Williams is an Army veteran and West Point graduate who founded Calico Sol, a North Carolina-based company focused on providing furniture as a service to help environmentally conscious businesses achieve the latest in green certifications for their buildings and solve the problem of what he calls “fast furniture.”

“A lot of companies will mention sustainability as a perk with the main proposition of comfort or style, but sustainability is a core component of our value proposition,” Williams explained.

His furniture concept is based on what’s called a circular economy and its three principles: designing out waste and pollution, keeping products and materials in use and regenerating natural systems.

If the furniture in hotels, offices and other large buildings sounds like a non-issue, the numbers say otherwise. On average, Americans generate 12.1 million tons of furniture waste per year, and 80% of these items end up in landfills. It’s a wonder we’re not up to our waists in old couches.

The U.S. Bank Foundation Cleantech Inclusion Award is a grant awarded to entrepreneurs who are female and/or people of color and who are building innovative companies that benefit the environment, create jobs and drive economic development. It comes with a $25,000 grant and a year of business mentorship and programming provided by Evergreen Climate Innovations.

Williams plans to use the money to fund production of a small batch of products for further testing, with a goal of getting to market later this year. To start, Calico Sol is targeting businesses like hotels, universities and offices that are already focused on sustainability.

“Recent studies have shown that over a typical 60-year life span of a building, if you change out furnishings multiple times, the cumulative impact frequently exceeds the greenhouse gas emissions of the structural footprint of the building—sometimes significantly,” said Williams. “Calico Sol is an attempt to keep products out of the landfill and lower the carbon footprint of these buildings using sustainable furniture and interior design.”

With the help of Bunker Labs -- a cohort program for veterans interested in entrepreneurship -- and a fundraising campaign of $120,000 from friends and family, Williams developed his first prototype: a couch made of recycled polyester, polyurethane and steel. There is no glue involved, making Calico Sol’s couch 100% renewable. 

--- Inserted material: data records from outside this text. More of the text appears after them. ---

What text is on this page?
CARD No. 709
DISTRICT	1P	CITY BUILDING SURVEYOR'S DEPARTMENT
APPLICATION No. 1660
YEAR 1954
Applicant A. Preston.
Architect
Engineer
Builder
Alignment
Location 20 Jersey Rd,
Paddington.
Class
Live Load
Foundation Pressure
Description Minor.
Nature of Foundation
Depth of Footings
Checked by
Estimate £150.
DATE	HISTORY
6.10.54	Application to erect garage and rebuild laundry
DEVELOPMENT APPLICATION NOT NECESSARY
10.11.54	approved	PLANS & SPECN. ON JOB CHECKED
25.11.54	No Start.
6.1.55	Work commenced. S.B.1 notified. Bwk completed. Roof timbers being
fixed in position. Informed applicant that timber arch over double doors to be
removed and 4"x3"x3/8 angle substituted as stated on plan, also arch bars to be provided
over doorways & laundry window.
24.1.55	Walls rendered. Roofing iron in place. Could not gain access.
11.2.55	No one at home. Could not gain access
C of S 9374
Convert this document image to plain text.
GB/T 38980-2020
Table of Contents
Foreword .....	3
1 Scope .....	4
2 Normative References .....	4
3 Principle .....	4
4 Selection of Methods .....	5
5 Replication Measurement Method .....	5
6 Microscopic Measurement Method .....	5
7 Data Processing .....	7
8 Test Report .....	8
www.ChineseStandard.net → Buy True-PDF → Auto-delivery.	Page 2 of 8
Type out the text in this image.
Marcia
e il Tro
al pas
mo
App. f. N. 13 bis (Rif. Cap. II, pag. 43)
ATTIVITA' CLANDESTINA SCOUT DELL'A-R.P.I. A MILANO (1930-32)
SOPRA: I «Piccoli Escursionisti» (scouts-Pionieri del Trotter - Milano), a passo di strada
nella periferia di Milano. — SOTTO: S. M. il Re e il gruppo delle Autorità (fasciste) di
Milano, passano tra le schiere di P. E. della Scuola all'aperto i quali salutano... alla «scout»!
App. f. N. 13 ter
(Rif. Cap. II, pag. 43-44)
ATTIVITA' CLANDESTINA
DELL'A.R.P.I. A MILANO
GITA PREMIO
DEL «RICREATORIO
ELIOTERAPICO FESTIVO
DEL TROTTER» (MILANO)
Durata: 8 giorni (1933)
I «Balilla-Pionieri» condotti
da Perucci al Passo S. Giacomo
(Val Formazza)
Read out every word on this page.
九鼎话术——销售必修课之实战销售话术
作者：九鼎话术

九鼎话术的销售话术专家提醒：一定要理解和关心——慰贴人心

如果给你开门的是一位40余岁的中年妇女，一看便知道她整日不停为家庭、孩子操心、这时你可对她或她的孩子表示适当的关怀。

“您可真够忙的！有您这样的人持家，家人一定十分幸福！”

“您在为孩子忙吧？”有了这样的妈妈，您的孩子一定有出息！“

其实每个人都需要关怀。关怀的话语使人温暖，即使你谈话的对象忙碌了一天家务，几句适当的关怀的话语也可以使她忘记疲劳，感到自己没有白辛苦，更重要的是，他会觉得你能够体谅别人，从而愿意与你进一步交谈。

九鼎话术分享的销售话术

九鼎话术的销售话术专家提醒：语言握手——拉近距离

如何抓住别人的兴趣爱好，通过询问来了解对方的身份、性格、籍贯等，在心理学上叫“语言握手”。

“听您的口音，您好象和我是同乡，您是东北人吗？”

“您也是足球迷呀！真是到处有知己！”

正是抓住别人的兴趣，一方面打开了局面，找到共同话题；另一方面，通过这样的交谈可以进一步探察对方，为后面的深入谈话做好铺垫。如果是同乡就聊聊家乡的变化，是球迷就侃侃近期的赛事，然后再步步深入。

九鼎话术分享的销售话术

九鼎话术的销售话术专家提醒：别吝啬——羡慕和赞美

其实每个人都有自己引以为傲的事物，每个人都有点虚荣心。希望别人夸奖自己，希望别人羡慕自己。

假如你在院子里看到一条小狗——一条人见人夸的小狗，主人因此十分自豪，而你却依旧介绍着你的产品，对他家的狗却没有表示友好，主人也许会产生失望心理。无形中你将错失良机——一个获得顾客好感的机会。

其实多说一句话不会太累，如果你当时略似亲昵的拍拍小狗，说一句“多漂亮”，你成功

Moreover, Calico Sol’s furniture-as-a-service model enables a closed-loop system, where individuals can return their used Calico Sol furniture once it is no longer needed. Williams is still building out the technical components of his furniture but plans to use QR codes for customers to scan and return their products to the manufacturer once they need replacement. He also plans to use technology to physically track the product’s overall life cycle and provide his customers more accurate analysis of their carbon footprint.

This is the third year of the U.S. Bank Foundation Cleantech Inclusion Award. Information on how to apply for the 2023 award will be available later this year.